Confidence and Relaxation
Miguel Crespo, Paul Lubbers
The intermittent nature of competitive tennis creates "dead time" during match play—in fact this is the majority of time in any match. This places high demands on the cognitive aspects of the player's performance.
One of the key components is self-confidence. Self-confidence is the degree of certainty that the player has in his or her ability to execute a skill or series of tasks. How much better will I play when I'm confident? Self-belief is one of the best predictors of competitive success.
Building and maintaining appropriate thoughts before, during, and after a match is therefore one of a player's main goals. These can be increased with psychological training.
But to do so, players need to first become aware of their thoughts. Only then can they regulate them, particularly during critical moments.
But how many players actually have this awareness? Many are the victims of unconscious negative thought loops.
There are a variety of strategies to overcome these negative loops. They include thought stoppage, positive body language, goal setting, the use of imagery, focus on process rather than outcome, and the ability to increase and decrease intensity. (To read Jim Loehr’s article on moving from negative to positive, Click Here.)
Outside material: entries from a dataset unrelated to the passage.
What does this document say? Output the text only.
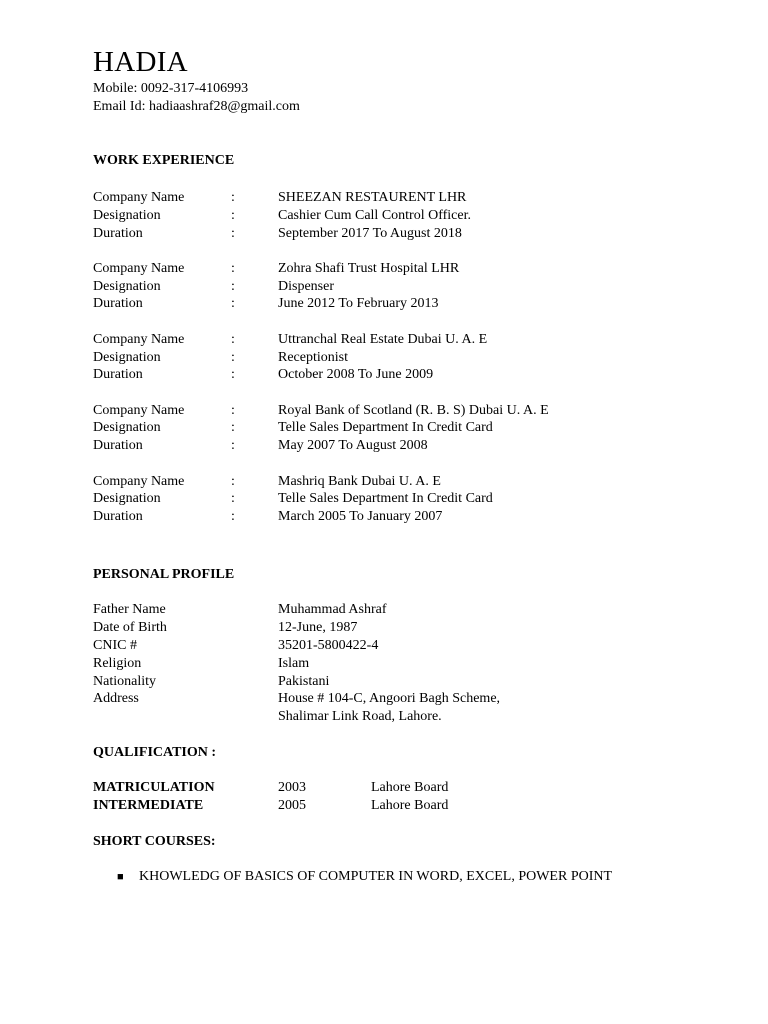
HADIA
Mobile: 0092-317-4106993
Email Id: hadiaashraf28@gmail.com
WORK EXPERIENCE
Company Name	:	SHEEZAN RESTAURENT LHR
Designation	:	Cashier Cum Call Control Officer.
Duration	:	September 2017 To August 2018
Company Name	:	Zohra Shafi Trust Hospital LHR
Designation	:	Dispenser
Duration	:	June 2012 To February 2013
Company Name	:	Uttranchal Real Estate Dubai U. A. E
Designation	:	Receptionist
Duration	:	October 2008 To June 2009
Company Name	:	Royal Bank of Scotland (R. B. S) Dubai U. A. E
Designation	:	Telle Sales Department In Credit Card
Duration	:	May 2007 To August 2008
Company Name	:	Mashriq Bank Dubai U. A. E
Designation	:	Telle Sales Department In Credit Card
Duration	:	March 2005 To January 2007
PERSONAL PROFILE
Father Name	Muhammad Ashraf
Date of Birth	12-June, 1987
CNIC #	35201-5800422-4
Religion	Islam
Nationality	Pakistani
Address	House # 104-C, Angoori Bagh Scheme,
Shalimar Link Road, Lahore.
QUALIFICATION :
MATRICULATION	2003	Lahore Board
INTERMEDIATE	2005	Lahore Board
SHORT COURSES:
■ KHOWLEDG OF BASICS OF COMPUTER IN WORD, EXCEL, POWER POINT
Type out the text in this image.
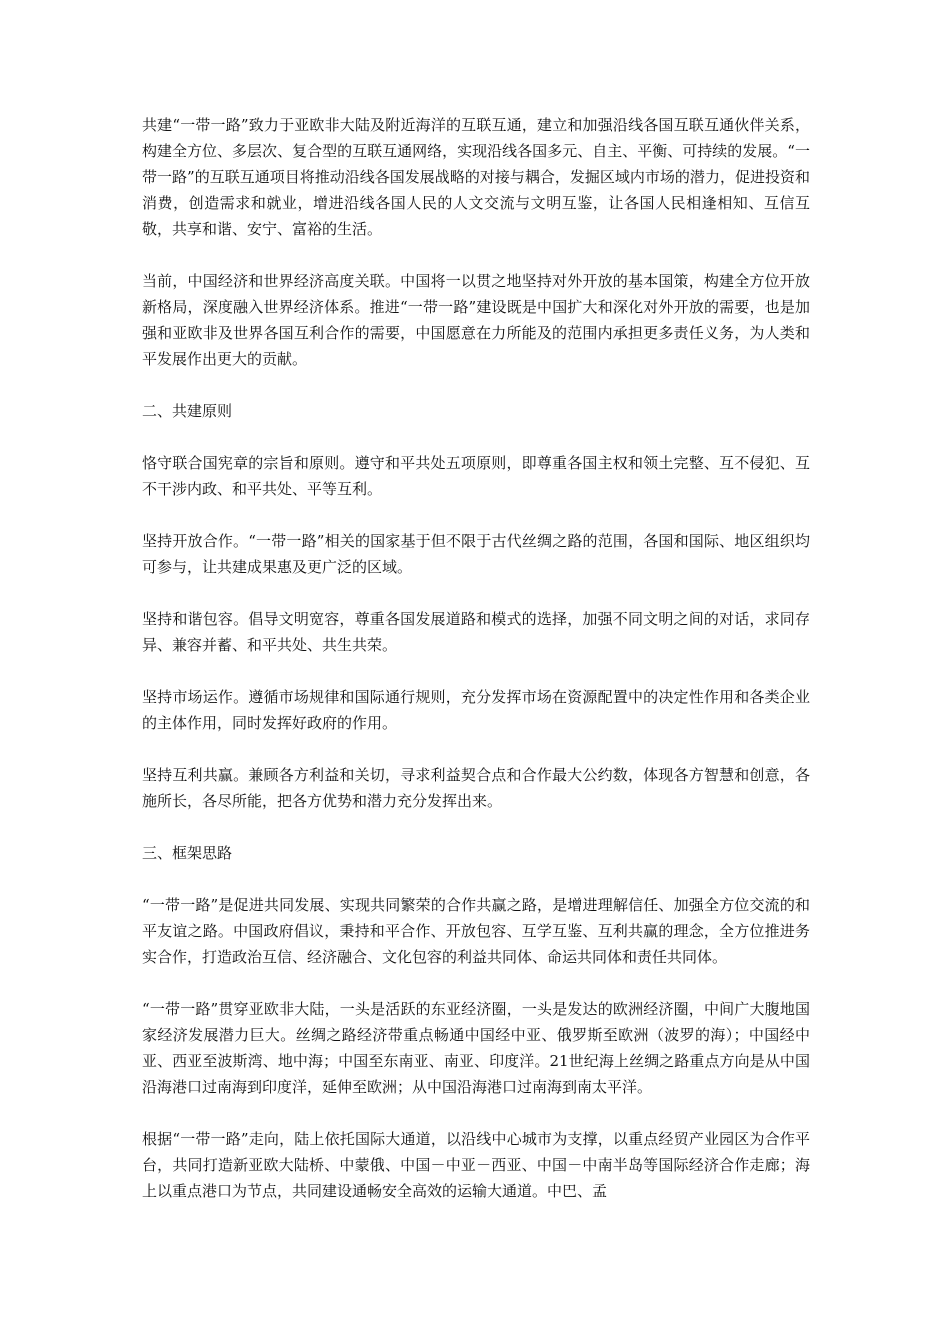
共建“一带一路”致力于亚欧非大陆及附近海洋的互联互通，建立和加强沿线各国互联互通伙伴关系，构建全方位、多层次、复合型的互联互通网络，实现沿线各国多元、自主、平衡、可持续的发展。“一带一路”的互联互通项目将推动沿线各国发展战略的对接与耦合，发掘区域内市场的潜力，促进投资和消费，创造需求和就业，增进沿线各国人民的人文交流与文明互鉴，让各国人民相逢相知、互信互敬，共享和谐、安宁、富裕的生活。

当前，中国经济和世界经济高度关联。中国将一以贯之地坚持对外开放的基本国策，构建全方位开放新格局，深度融入世界经济体系。推进“一带一路”建设既是中国扩大和深化对外开放的需要，也是加强和亚欧非及世界各国互利合作的需要，中国愿意在力所能及的范围内承担更多责任义务，为人类和平发展作出更大的贡献。

二、共建原则

恪守联合国宪章的宗旨和原则。遵守和平共处五项原则，即尊重各国主权和领土完整、互不侵犯、互不干涉内政、和平共处、平等互利。

坚持开放合作。“一带一路”相关的国家基于但不限于古代丝绸之路的范围，各国和国际、地区组织均可参与，让共建成果惠及更广泛的区域。

坚持和谐包容。倡导文明宽容，尊重各国发展道路和模式的选择，加强不同文明之间的对话，求同存异、兼容并蓄、和平共处、共生共荣。

坚持市场运作。遵循市场规律和国际通行规则，充分发挥市场在资源配置中的决定性作用和各类企业的主体作用，同时发挥好政府的作用。

坚持互利共赢。兼顾各方利益和关切，寻求利益契合点和合作最大公约数，体现各方智慧和创意，各施所长，各尽所能，把各方优势和潜力充分发挥出来。

三、框架思路

“一带一路”是促进共同发展、实现共同繁荣的合作共赢之路，是增进理解信任、加强全方位交流的和平友谊之路。中国政府倡议，秉持和平合作、开放包容、互学互鉴、互利共赢的理念，全方位推进务实合作，打造政治互信、经济融合、文化包容的利益共同体、命运共同体和责任共同体。

“一带一路”贯穿亚欧非大陆，一头是活跃的东亚经济圈，一头是发达的欧洲经济圈，中间广大腹地国家经济发展潜力巨大。丝绸之路经济带重点畅通中国经中亚、俄罗斯至欧洲（波罗的海）；中国经中亚、西亚至波斯湾、地中海；中国至东南亚、南亚、印度洋。21世纪海上丝绸之路重点方向是从中国沿海港口过南海到印度洋，延伸至欧洲；从中国沿海港口过南海到南太平洋。

根据“一带一路”走向，陆上依托国际大通道，以沿线中心城市为支撑，以重点经贸产业园区为合作平台，共同打造新亚欧大陆桥、中蒙俄、中国－中亚－西亚、中国－中南半岛等国际经济合作走廊；海上以重点港口为节点，共同建设通畅安全高效的运输大通道。中巴、孟
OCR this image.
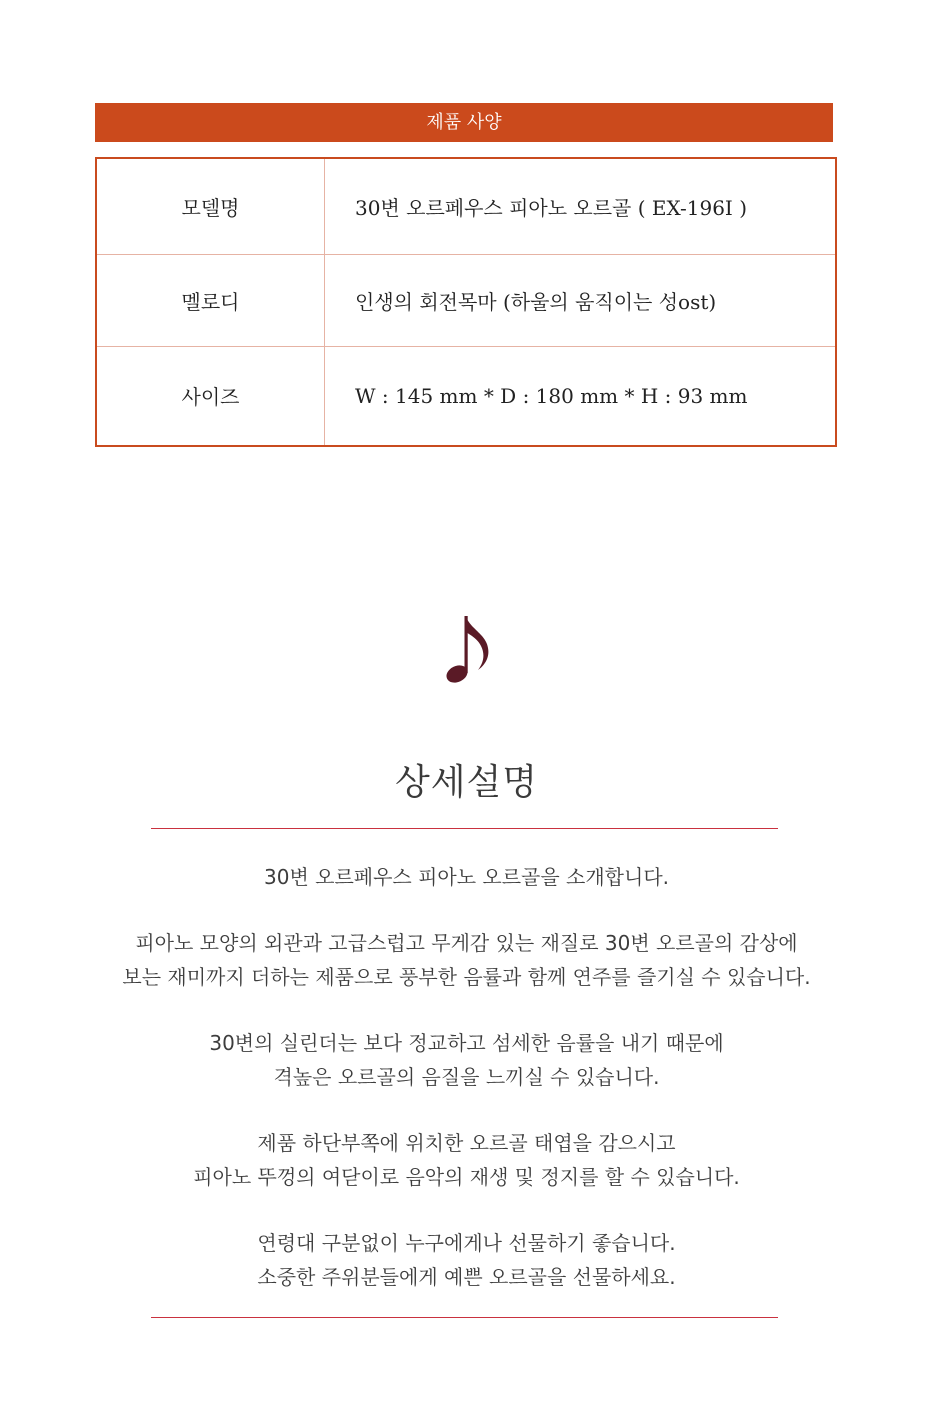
제품 사양
모델명	30변 오르페우스 피아노 오르골 ( EX-196I )
멜로디	인생의 회전목마 (하울의 움직이는 성ost)
사이즈	W : 145 mm * D : 180 mm * H : 93 mm
상세설명

30변 오르페우스 피아노 오르골을 소개합니다.

피아노 모양의 외관과 고급스럽고 무게감 있는 재질로 30변 오르골의 감상에

보는 재미까지 더하는 제품으로 풍부한 음률과 함께 연주를 즐기실 수 있습니다.

30변의 실린더는 보다 정교하고 섬세한 음률을 내기 때문에

격높은 오르골의 음질을 느끼실 수 있습니다.

제품 하단부쪽에 위치한 오르골 태엽을 감으시고

피아노 뚜껑의 여닫이로 음악의 재생 및 정지를 할 수 있습니다.

연령대 구분없이 누구에게나 선물하기 좋습니다.

소중한 주위분들에게 예쁜 오르골을 선물하세요.
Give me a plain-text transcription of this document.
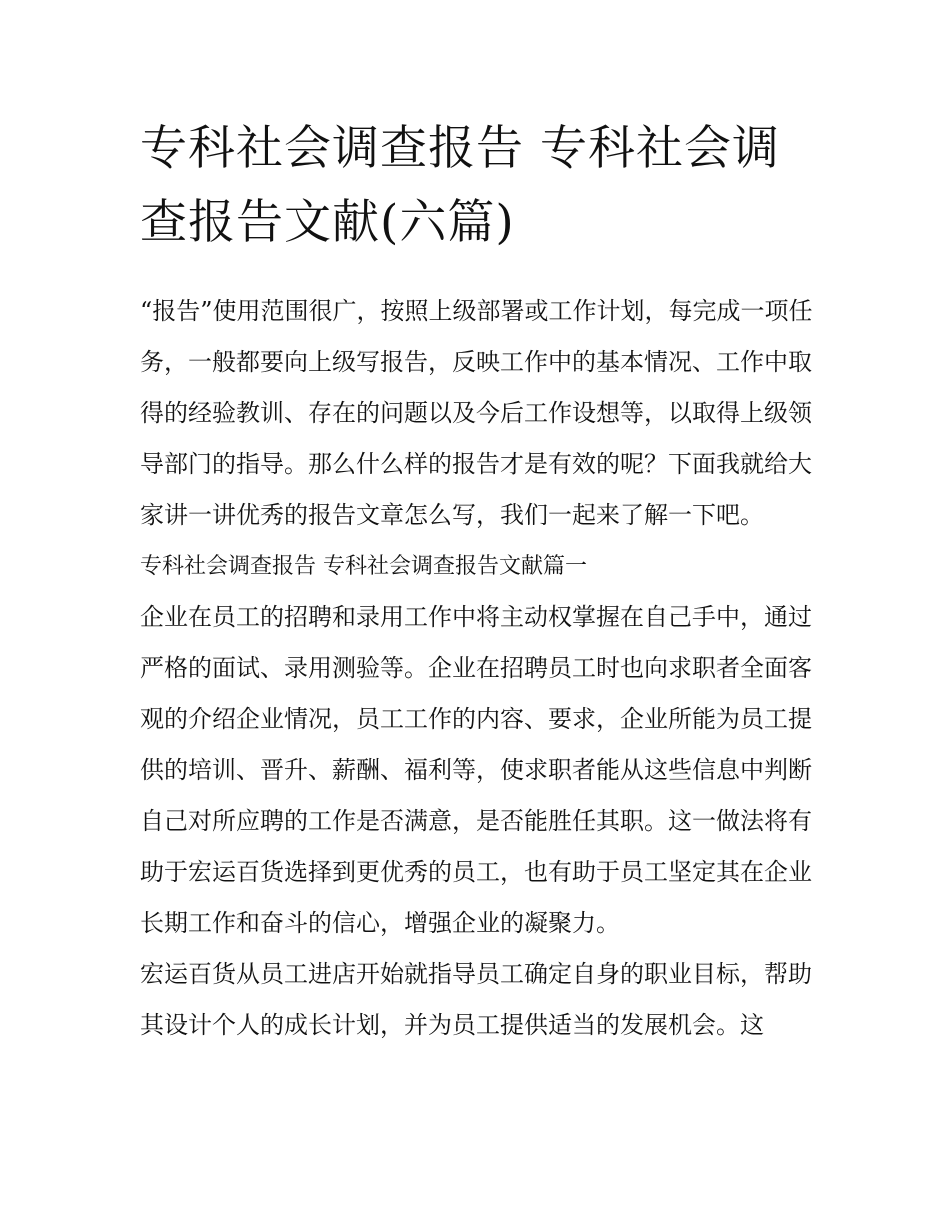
专科社会调查报告 专科社会调查报告文献(六篇)

“报告”使用范围很广，按照上级部署或工作计划，每完成一项任务，一般都要向上级写报告，反映工作中的基本情况、工作中取得的经验教训、存在的问题以及今后工作设想等，以取得上级领导部门的指导。那么什么样的报告才是有效的呢？下面我就给大家讲一讲优秀的报告文章怎么写，我们一起来了解一下吧。

专科社会调查报告 专科社会调查报告文献篇一

企业在员工的招聘和录用工作中将主动权掌握在自己手中，通过严格的面试、录用测验等。企业在招聘员工时也向求职者全面客观的介绍企业情况，员工工作的内容、要求，企业所能为员工提供的培训、晋升、薪酬、福利等，使求职者能从这些信息中判断自己对所应聘的工作是否满意，是否能胜任其职。这一做法将有助于宏运百货选择到更优秀的员工，也有助于员工坚定其在企业长期工作和奋斗的信心，增强企业的凝聚力。

宏运百货从员工进店开始就指导员工确定自身的职业目标，帮助其设计个人的成长计划，并为员工提供适当的发展机会。这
Self-talk--the use of positive and motivational key words—is one of the most effective strategies. Research has shown that negative self-talk is associated with losing.
Research has also shown that increasing execution-related thoughts (for instance, "watch the ball until impact") decreased outcome-related thoughts (for instance, "win this point"). The conclusion is that those players who believe in the utility of positive self-talk win more points than players who do not.